Número do processo: 0032233-65.2015.8.26.0506

Ano do processo: 2015

Número do parecer: 16

Ano do parecer: 2017

Parecer

PODER JUDICIÁRIO

TRIBUNAL DE JUSTIÇA DO ESTADO DE SÃO PAULO

CORREGEDORIA GERAL DA JUSTIÇA

Processo CG n° 0032233-65.2015.8.26.0506

(16/2017-E)

Registro de Imóveis – Pedido de expedição de certidão em que conste que determinado imóvel não é atingido pelas restrições impostas pelos loteadores – Recusa por parte do registrador – Decisão proferida pelo MM. Juiz Corregedor Permanente que confirma esse entendimento – Recurso administrativo interposto pela parte que requereu o documento – Certidão que, por definição, tem apenas a função de retratar o que consta no arquivo da serventia imobiliária – Questão a ser certificada que é controvertida e cuja solução se debate em ação civil pública – Impossibilidade de expedição da certidão – Parecer pelo não provimento do recurso.

Trata-se de recurso administrativo interposto por Juvi Incorporadora Imobiliária SPE Ltda. contra a sentença de fls. 91/92, que indeferiu o pedido de expedição de certidão pelo 1º Registro de Imóveis de Ribeirão Preto, em cujo bojo conste que o imóvel objeto da transcrição n° 65.407 do Livro 3-AU não é atingido pelas restrições impostas pelos proprietários, por ocasião do registro especial do loteamento Jardim Recreio.

Sustenta a recorrente, em síntese: a) que o registrador tem obrigação de lançar por averbação as restrições convencionais nas matrículas atingidas; b) e que a certidão recusada se enquadra como certidão em relatório, prevista no artigo 19 da Lei n° 6.105/73. Pede, assim, o provimento do recurso, com a consequente expedição da certidão (fls. 132/138).

A Procuradoria de Justiça opinou pelo desprovimento do recurso (fls. 194/197).

É o relatório.

Inicialmente, cabe esclarecer que, ao contrário do alegado pelo recorrente, não há obrigação de se averbar eventuais restrições convencionais em cada uma das matrículas de um determinado loteamento.

O item 191 do Capítulo XX, das NSCGJ deixa claro que esse tipo de restrição deve constar unicamente no registro do loteamento, que é feito em livro próprio (artigo 20 da Lei n° 6.766/79), e não em cada uma das matrículas que dele façam parte:

191. Todas as restrições presentes no loteamento, impostas pelo loteador ou pelo Poder Público serão mencionadas no registro do loteamento. Não caberá ao oficial, porém, fiscalizar sua observância.

Especificamente sobre o tema, recente parecer do MM. Juiz Assessor da Corregedoria Iberê de Castro Dias, aprovado por Vossa Excelência:

“Pelas normas retromencionadas, não se há falar em averbação ou registro das restrições convencionais na matrícula do lote, senão, unicamente, em depósito do contrato padrão de promessa de venda, do qual constam as restrições convencionadas pelo loteador” (autos n° 1091082-67.2015.8.26.0100, j. em 19/9/2016).

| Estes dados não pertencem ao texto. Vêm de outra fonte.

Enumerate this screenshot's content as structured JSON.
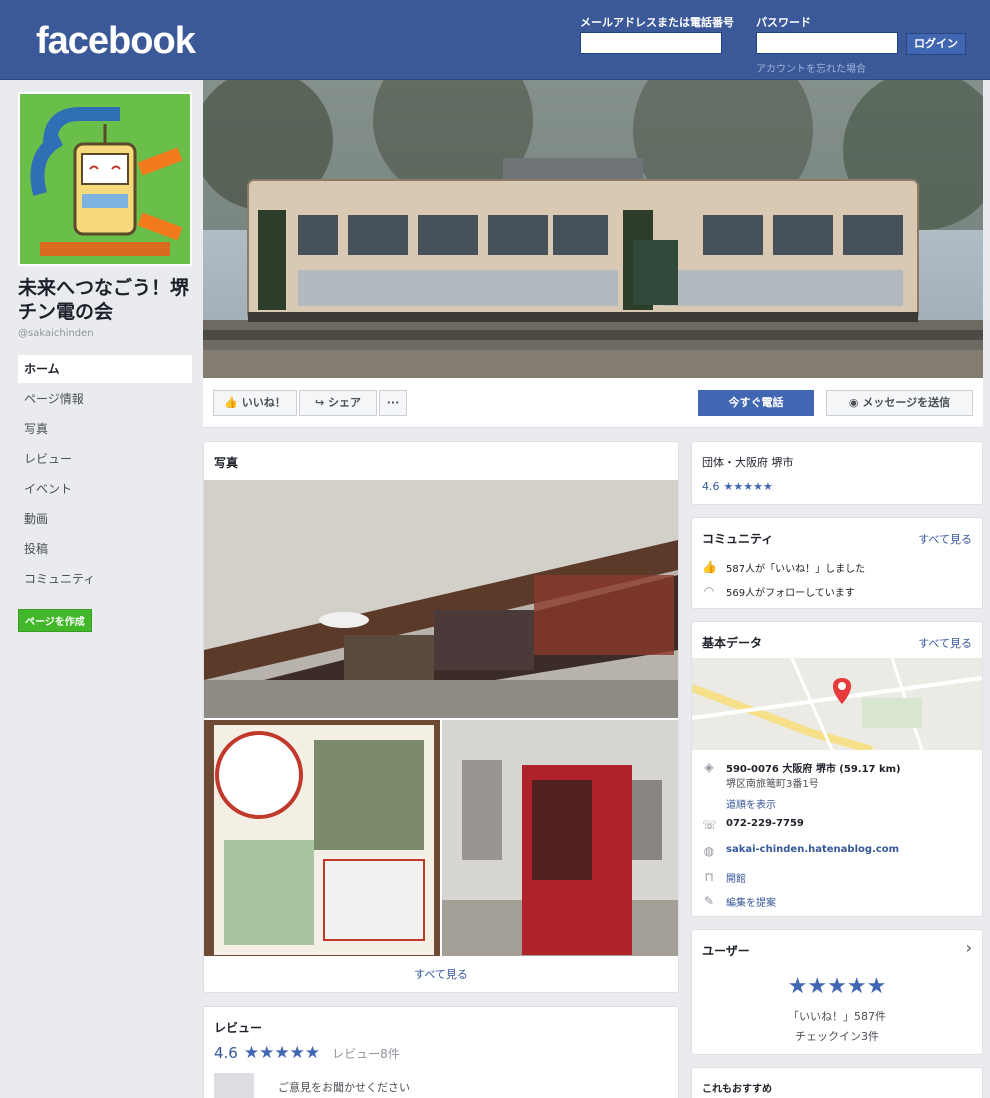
{
  "header": {
    "logo": "facebook",
    "email_label": "メールアドレスまたは電話番号",
    "password_label": "パスワード",
    "login_button": "ログイン",
    "forgot_link": "アカウントを忘れた場合"
  },
  "colors": {
    "brand": "#3b5998",
    "primary_button": "#4267b2",
    "create_page": "#42b72a",
    "link": "#365899"
  },
  "sidebar": {
    "page_name": "未来へつなごう！堺チン電の会",
    "page_handle": "@sakaichinden",
    "nav": [
      {
        "label": "ホーム",
        "active": true
      },
      {
        "label": "ページ情報"
      },
      {
        "label": "写真"
      },
      {
        "label": "レビュー"
      },
      {
        "label": "イベント"
      },
      {
        "label": "動画"
      },
      {
        "label": "投稿"
      },
      {
        "label": "コミュニティ"
      }
    ],
    "create_page": "ページを作成"
  },
  "actions": {
    "like": "いいね！",
    "share": "シェア",
    "more": "···",
    "contact": "今すぐ電話",
    "message": "メッセージを送信"
  },
  "photos": {
    "title": "写真",
    "see_all": "すべて見る"
  },
  "reviews": {
    "title": "レビュー",
    "rating": "4.6",
    "count": "レビュー8件",
    "prompt": "ご意見をお聞かせください"
  },
  "about": {
    "category": "団体・大阪府 堺市",
    "rating": "4.6"
  },
  "community": {
    "title": "コミュニティ",
    "see_all": "すべて見る",
    "likes": "587人が「いいね！」しました",
    "follows": "569人がフォローしています"
  },
  "basic": {
    "title": "基本データ",
    "see_all": "すべて見る",
    "address": "590-0076 大阪府 堺市 (59.17 km)",
    "address2": "堺区南旅篭町3番1号",
    "directions": "道順を表示",
    "phone": "072-229-7759",
    "website": "sakai-chinden.hatenablog.com",
    "hours": "開館",
    "suggest": "編集を提案"
  },
  "users": {
    "title": "ユーザー",
    "likes_line": "「いいね！」587件",
    "checkins_line": "チェックイン3件"
  },
  "recommend": {
    "title": "これもおすすめ"
  }
}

Optou-se, nesse ponto, por facilitar o entendimento das matrículas, deixando-se as restrições convencionais – assunto normalmente permeado de especificidades e que, portanto, não pode ser resumido em poucas linhas – explícitas no livro referente aos registros de loteamentos, cujo conteúdo é público, mediante certidão a ser requerida por eventuais interessados (artigo 16 da Lei n° 6.015/73).

No mais, pretende o recorrente que o 1º Registro de Imóveis de Ribeirão Preto emita certidão em que conste que o imóvel objeto da transcrição n° 65.407 do Livro 3-AU não é atingido pelas restrições impostas pelos proprietários, por ocasião do registro especial do loteamento Jardim Recreio.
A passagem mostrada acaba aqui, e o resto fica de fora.